Regardless of how much or how little worldbuilding you do, at some point it will impact your characters. One of the ways this can happen is in their professions.
Any job seeker can tell you that there are a number of skills they’ve picked up throughout their career. Those skills can come in handy when trying to solve a plot problem. More importantly, day jobs typically involve routines. That routine is where a lot of stories start: the disruption of the day-to-day order of events.
The particular setting of a story heavily impacts the available professions. Modern day settings allow for remote jobs. Something set in the early ninety-twenties won’t have remote opportunities.

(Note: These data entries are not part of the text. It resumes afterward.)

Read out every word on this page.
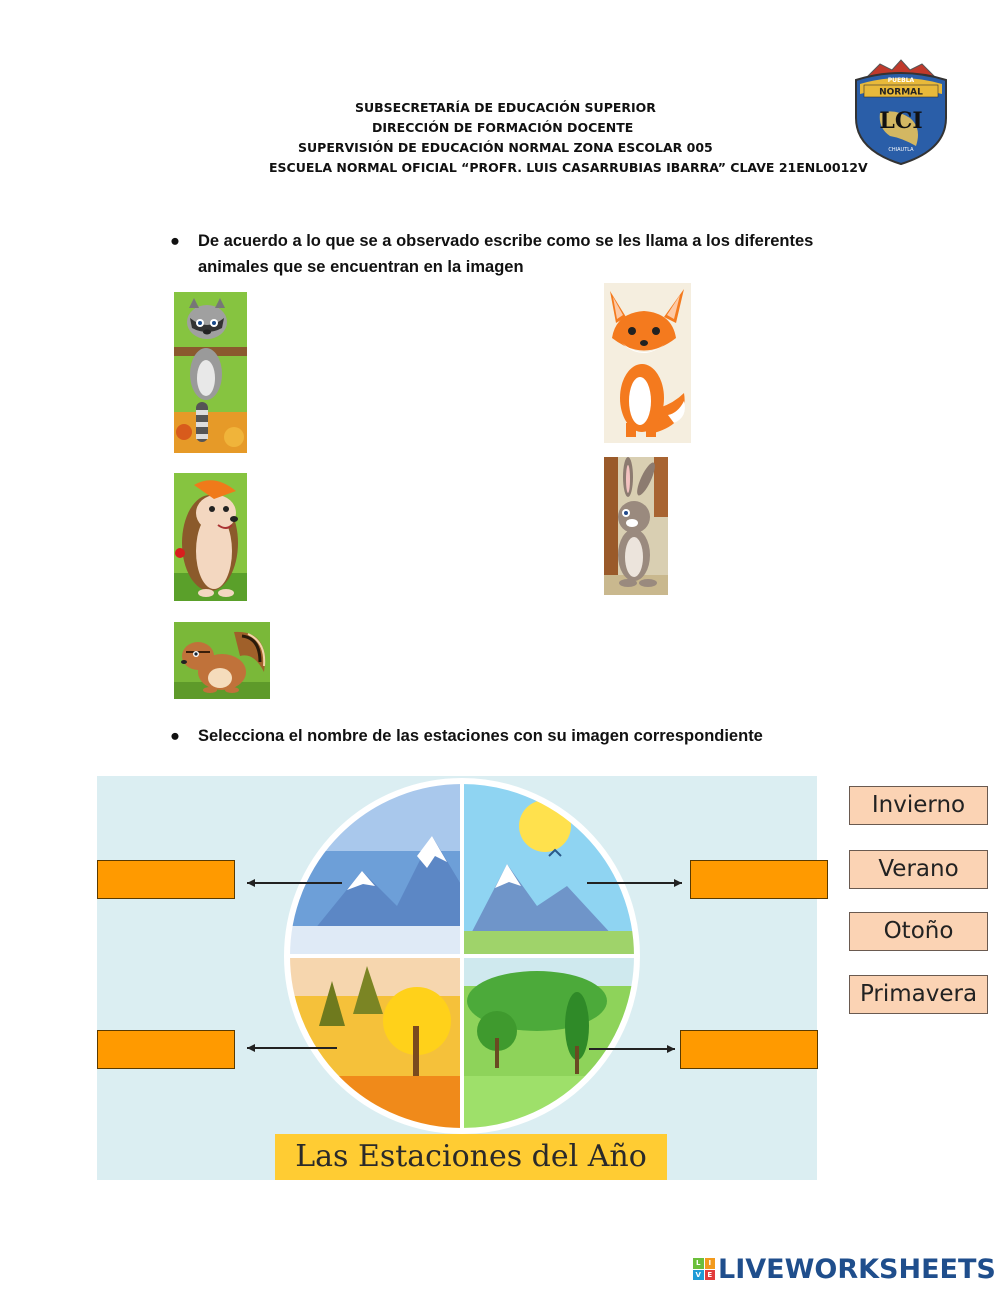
SUBSECRETARÍA DE EDUCACIÓN SUPERIOR
DIRECCIÓN DE FORMACIÓN DOCENTE
SUPERVISIÓN DE EDUCACIÓN NORMAL ZONA ESCOLAR 005
ESCUELA NORMAL OFICIAL “PROFR. LUIS CASARRUBIAS IBARRA” CLAVE 21ENL0012V
NORMAL
PUEBLA
LCI
CHIAUTLA
● De acuerdo a lo que se a observado escribe como se les llama a los diferentes animales que se encuentran en la imagen
● Selecciona el nombre de las estaciones con su imagen correspondiente
Las Estaciones del Año
Invierno
Verano
Otoño
Primavera
L	I
V E LIVEWORKSHEETS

What happens to jobs when you have a fictional setting? Although this is one of those places where you could easily become bogged down in the worldbuilding details, it’s very possible to keep it simple. Certain work is ageless: anything involving food or food sources. Today we rely on farmers and chefs to produce food—which hasn’t changed too much throughout history. Someone needs to grow the food and someone needs to prepare it.
In case your character’s job needs to reflect your setting in some way, you can specify their job title to help do so. Continuing with our farmer example, ‘farmer’ might be a generic title. However, if you add on hydroponic you have something that sounds a little more sci-fi and makes complete sense for long-distance space travel. And heading towards fantasy, a cattle rancher might simply become a dragon rancher.
Similarly, you can simply swap some roles to figure out what their fictional counterpart might be. Your world might not have pharmacists or chemists, but it might have an alchemist. Does your bricklayer also lay wards into his buildings? Or perhaps your spaceship architect could have consulted with a structural designer before making the crew quarters only three feet wide.